Hello. My name is Charlie and I am the definition of privilege. I come from a pretty well-to-do family, I’m white, I’m straight, I’m male. Check all the boxes.
I have little, if any experience belonging to a “marginalized” group, at least in the U.S. But, I understand this. I get that there are many who didn’t have the opportunities that I have, and still don’t, and I refuse to let that slide, though none of us have much choice over what station we are born into. What we do have choice over is how we use what has a been given to us.
I want to use the gifts that I’ve been given, to help make this world a better place.
What a vague and cliché goal, right?
But that was a huge motivator for my choosing to pursue teaching. It was avery practical way of applying my love for literature and writing to accomplish that goal. Part of what I love about literature, whether I am writing it or reading it, is its ability to shed new light onto perspectives that I am unfamiliar with. I would not be the person I am today had it not been for the books I read, and I would like to think that that is a good thing.
As I move through the Teacher as Ally badge, I am confronted by the harsh reality that I just plain don’t have the experiences that would help me to relate to many of the students I feel most obliged to reach. My heart goes out to the students that didn’t have the opportunities that I have had, and to me that doesn’t matter much unless it leads me to act. So often though, I’m caught not knowing what that means. In order to help someone, I first need to know what that would look like to them. I refuse to do something just to make me feel good about myself. No. I have to teach to my students, their needs, and their futures.

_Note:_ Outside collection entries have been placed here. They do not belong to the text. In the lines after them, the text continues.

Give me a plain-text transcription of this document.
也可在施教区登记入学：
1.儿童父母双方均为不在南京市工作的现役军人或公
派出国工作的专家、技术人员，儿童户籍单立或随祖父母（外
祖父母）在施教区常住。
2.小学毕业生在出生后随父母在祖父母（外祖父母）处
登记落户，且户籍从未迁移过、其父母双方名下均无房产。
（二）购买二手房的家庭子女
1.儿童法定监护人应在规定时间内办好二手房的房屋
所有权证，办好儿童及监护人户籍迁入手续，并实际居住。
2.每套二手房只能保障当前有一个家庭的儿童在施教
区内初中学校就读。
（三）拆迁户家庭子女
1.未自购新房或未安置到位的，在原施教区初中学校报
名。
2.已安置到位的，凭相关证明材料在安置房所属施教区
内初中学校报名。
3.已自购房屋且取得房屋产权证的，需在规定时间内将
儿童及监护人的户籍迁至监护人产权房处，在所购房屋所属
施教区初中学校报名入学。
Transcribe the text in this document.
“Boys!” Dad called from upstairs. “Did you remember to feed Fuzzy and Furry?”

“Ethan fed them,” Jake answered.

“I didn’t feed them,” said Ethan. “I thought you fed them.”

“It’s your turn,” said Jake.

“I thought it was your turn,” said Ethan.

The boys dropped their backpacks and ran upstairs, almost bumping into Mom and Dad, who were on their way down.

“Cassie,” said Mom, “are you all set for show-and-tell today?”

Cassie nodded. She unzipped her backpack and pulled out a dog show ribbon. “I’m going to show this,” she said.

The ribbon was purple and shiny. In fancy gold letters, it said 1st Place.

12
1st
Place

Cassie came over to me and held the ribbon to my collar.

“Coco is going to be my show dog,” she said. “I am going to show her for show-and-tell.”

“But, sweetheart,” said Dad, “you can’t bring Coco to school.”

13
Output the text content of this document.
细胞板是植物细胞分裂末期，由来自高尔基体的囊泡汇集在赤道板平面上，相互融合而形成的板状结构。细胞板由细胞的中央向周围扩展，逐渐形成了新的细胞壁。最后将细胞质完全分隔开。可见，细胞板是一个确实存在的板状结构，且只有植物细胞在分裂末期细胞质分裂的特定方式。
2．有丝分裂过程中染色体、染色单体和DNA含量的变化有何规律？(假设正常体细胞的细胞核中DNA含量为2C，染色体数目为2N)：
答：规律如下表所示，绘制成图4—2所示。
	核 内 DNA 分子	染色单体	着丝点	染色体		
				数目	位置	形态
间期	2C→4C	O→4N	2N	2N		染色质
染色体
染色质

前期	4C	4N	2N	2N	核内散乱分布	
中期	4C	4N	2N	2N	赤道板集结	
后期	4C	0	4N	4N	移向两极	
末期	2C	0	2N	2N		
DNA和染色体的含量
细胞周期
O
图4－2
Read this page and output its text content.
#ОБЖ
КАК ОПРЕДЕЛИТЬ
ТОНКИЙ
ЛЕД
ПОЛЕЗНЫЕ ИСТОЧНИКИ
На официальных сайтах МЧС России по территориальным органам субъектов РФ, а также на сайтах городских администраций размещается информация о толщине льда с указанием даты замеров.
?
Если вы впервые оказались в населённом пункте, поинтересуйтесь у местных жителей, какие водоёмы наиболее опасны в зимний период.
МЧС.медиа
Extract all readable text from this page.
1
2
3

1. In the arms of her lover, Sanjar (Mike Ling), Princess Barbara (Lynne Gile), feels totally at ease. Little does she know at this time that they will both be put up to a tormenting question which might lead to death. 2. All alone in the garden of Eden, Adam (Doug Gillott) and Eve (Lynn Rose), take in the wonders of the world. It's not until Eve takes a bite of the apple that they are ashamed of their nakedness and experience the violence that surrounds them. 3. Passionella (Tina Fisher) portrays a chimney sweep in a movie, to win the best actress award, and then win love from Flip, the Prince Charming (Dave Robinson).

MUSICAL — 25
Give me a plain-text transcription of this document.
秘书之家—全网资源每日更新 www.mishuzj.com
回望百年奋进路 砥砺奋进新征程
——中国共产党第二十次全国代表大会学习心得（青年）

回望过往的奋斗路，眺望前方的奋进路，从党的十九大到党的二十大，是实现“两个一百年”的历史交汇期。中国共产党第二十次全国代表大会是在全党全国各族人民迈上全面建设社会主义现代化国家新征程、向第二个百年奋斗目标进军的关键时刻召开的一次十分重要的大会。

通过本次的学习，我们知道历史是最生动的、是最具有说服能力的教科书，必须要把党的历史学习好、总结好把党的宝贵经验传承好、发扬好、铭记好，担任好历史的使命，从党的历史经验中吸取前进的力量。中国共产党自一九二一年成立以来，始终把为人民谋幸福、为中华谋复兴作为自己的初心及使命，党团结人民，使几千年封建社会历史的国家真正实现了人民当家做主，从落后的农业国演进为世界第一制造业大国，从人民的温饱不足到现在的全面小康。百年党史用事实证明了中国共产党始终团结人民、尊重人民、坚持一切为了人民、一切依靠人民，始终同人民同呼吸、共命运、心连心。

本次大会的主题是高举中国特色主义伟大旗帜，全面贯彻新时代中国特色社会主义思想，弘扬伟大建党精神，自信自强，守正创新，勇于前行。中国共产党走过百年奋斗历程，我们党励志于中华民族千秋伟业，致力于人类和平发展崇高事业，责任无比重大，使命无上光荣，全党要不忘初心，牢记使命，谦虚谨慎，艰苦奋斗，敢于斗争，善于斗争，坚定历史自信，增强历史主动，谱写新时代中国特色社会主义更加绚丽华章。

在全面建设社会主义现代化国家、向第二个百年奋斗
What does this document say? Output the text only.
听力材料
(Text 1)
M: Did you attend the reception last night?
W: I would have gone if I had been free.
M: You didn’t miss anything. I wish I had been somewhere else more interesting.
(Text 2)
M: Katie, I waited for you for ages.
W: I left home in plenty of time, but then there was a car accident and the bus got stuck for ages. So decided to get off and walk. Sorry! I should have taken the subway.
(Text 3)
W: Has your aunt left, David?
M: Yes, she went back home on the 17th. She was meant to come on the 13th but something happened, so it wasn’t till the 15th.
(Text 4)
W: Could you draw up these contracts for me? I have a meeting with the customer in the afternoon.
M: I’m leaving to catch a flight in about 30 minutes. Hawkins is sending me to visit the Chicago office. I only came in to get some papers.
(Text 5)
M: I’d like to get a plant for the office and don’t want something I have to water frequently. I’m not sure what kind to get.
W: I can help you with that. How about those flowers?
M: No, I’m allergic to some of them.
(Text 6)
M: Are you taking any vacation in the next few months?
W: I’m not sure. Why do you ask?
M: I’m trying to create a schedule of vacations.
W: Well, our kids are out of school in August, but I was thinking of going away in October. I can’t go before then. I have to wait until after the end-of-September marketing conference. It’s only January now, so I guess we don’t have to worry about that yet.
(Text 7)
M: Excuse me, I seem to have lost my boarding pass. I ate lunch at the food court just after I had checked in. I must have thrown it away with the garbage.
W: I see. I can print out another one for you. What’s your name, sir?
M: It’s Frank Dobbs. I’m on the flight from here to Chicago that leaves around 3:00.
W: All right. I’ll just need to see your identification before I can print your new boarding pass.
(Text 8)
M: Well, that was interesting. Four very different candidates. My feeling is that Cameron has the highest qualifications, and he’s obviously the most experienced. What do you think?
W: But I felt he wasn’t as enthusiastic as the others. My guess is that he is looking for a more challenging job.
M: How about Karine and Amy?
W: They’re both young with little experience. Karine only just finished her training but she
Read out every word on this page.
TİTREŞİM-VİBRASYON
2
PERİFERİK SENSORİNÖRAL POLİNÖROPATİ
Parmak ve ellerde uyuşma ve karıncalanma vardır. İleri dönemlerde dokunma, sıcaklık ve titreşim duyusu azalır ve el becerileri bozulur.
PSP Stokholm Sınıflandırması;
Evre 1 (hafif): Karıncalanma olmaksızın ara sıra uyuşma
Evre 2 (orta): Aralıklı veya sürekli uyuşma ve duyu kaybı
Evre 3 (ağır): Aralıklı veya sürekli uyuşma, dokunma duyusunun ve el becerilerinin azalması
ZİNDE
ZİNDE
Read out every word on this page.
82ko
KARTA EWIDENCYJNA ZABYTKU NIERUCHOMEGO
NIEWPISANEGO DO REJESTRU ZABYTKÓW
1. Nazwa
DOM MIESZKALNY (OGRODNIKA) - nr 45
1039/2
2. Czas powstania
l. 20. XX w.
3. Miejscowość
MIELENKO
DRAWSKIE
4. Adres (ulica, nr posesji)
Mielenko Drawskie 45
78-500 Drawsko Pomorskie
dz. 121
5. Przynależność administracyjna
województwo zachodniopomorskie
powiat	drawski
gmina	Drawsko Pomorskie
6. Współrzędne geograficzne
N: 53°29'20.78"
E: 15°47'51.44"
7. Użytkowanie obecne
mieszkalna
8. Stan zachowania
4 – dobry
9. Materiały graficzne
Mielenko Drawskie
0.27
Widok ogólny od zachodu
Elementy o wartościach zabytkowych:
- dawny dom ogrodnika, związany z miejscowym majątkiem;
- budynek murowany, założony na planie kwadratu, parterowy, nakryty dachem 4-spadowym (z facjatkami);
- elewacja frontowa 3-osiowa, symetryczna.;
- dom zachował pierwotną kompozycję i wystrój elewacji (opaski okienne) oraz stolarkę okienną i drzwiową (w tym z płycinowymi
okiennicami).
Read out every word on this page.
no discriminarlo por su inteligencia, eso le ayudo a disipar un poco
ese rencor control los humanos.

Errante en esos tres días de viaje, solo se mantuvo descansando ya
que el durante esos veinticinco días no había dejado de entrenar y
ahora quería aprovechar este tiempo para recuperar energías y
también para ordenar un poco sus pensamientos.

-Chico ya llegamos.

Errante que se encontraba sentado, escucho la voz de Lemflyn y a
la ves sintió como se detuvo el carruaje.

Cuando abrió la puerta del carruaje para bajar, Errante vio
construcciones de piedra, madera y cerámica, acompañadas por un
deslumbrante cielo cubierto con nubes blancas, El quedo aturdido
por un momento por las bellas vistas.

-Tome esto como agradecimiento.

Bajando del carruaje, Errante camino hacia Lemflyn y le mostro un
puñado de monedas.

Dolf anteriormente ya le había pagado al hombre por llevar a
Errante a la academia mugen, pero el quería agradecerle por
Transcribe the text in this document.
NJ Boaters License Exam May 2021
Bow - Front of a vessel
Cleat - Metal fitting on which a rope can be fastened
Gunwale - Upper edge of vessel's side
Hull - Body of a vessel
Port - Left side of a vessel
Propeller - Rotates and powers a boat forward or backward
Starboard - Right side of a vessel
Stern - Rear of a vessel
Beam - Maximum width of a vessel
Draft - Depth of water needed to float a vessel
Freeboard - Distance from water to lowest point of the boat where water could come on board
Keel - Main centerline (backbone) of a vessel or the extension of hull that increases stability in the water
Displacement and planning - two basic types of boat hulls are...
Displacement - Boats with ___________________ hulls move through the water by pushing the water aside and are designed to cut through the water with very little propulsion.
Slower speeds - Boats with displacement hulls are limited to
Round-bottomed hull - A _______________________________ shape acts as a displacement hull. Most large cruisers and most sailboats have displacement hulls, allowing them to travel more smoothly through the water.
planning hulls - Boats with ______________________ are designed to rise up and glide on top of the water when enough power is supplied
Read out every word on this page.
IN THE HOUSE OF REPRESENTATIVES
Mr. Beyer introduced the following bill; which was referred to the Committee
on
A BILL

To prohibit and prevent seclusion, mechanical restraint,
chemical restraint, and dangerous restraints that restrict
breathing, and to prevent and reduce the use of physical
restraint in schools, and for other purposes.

So often, those with the best of intentions end up doing things that decimate the people around them, simply because of a misunderstanding, or a disconnect, between the needs of the one and the other. My concern then, is this: that I will step into the classroom and turn on the mic, step onto the soapbox, and preach to my students without ever understanding them. I do know that it won’t look like that. I imagine that my teaching is going to raise more questions than give answers. In fact, I hope to teach mostly through questions that beg my students to find their own answers.
But will I ask the right questions? Will I call on the students who need to answer, or just the students who raise their hands first, always ready with the “right” answer.
In my school experiences, students rarely (if ever) look like this:
which is the kind of image you’ll most often find if you google image search the word “student.” They’re smiling, deep in their work, engaged in thinking with their classmates, collaborating on work, and they’re all focused. What the heck? In the classrooms I’ve been in, this is much more common:
Bored expression. Not paying attention to the teacher. Heck, I doubt I knew even five students who made it that far in any notebook without half of it being filled with doodles (nothing against doodles, they actually help many people think. But they aren’t notes… so don’t be deceived by how many pages are in her binder).
I also find it interesting, looking at both of these images, the lack of diversity. Almost all the students are at least “passing” white. I doubt any would have been classified as ESL learners, or qualified for free lunch, and none of these students look like the kids I sat next to in the back of class.
C’mon google. I thought you were supposed to unify human experience…
José Vilson, in his book This is Not a Test, has this theory that “[f]or every thirty students, I knew that ten of them would succeed no matter who stood in front of them because of their effort, their intelligence, or both. A critical seventeen of the students could turn the whole class, either doing well if the teacher kept up with them or poorly if the teacher wasn’t prepared. This left three or four students who simply didn’t break through.”
So, that’s only ten percent of the class right? That means he has a good chance of getting a 90%! For those of us who have been students, that is an “A.” An “A-” sure, but still an “A.” But I certainly am no José Vilson (at least not yet). And even if I was, I would be fighting tooth and nail to reach at least one or two of those last three or four students. They’re the ones I’m in that class for! I’ve always had a soft spot for “those kids.”
“But Charlie, the teacher mantra is that ‘if at least one of your students has the opportunities you dreamed of for them, then how could you count ninety percent as a failure?'”
Because allies don’t just fight for their comrades on either side, but for those in the trenches all the way down the line, and those behind them, and the folks back home.
I don’t have any answers. If you do, please share. But even if you don’t, I am going to keep fighting. I don’t have any other option than to admit defeat and wave the white flag. But I will not do that. My allies, the kids in the trenches, the teachers that helped me to get to where I am, and all the other people involved in each of our lives are counting on me to keep fighting. I will not give up. Not even on ten percent. And while I know that there isn’t any real way to keep all of my students where I want them, I won’t let that keep me from trying.
I want my students to do the same for me, and their classmates, and their folks back home.
Edit: José also says in his book, “Teachers try their hardest, but can’t always “save” children from their desperate situations… Teachers are supposed to focus mainly on students’ academic situations. Veteran teachers always advise us to focus on our classrooms; we can’t fight every battle. We have other students who need us at 100 percent as well. Trying to do too much for one student could take away from working for the eighty-nine other students who need our attentions.”
But he goes on to say that that is no excuse not to help the most vulnerable.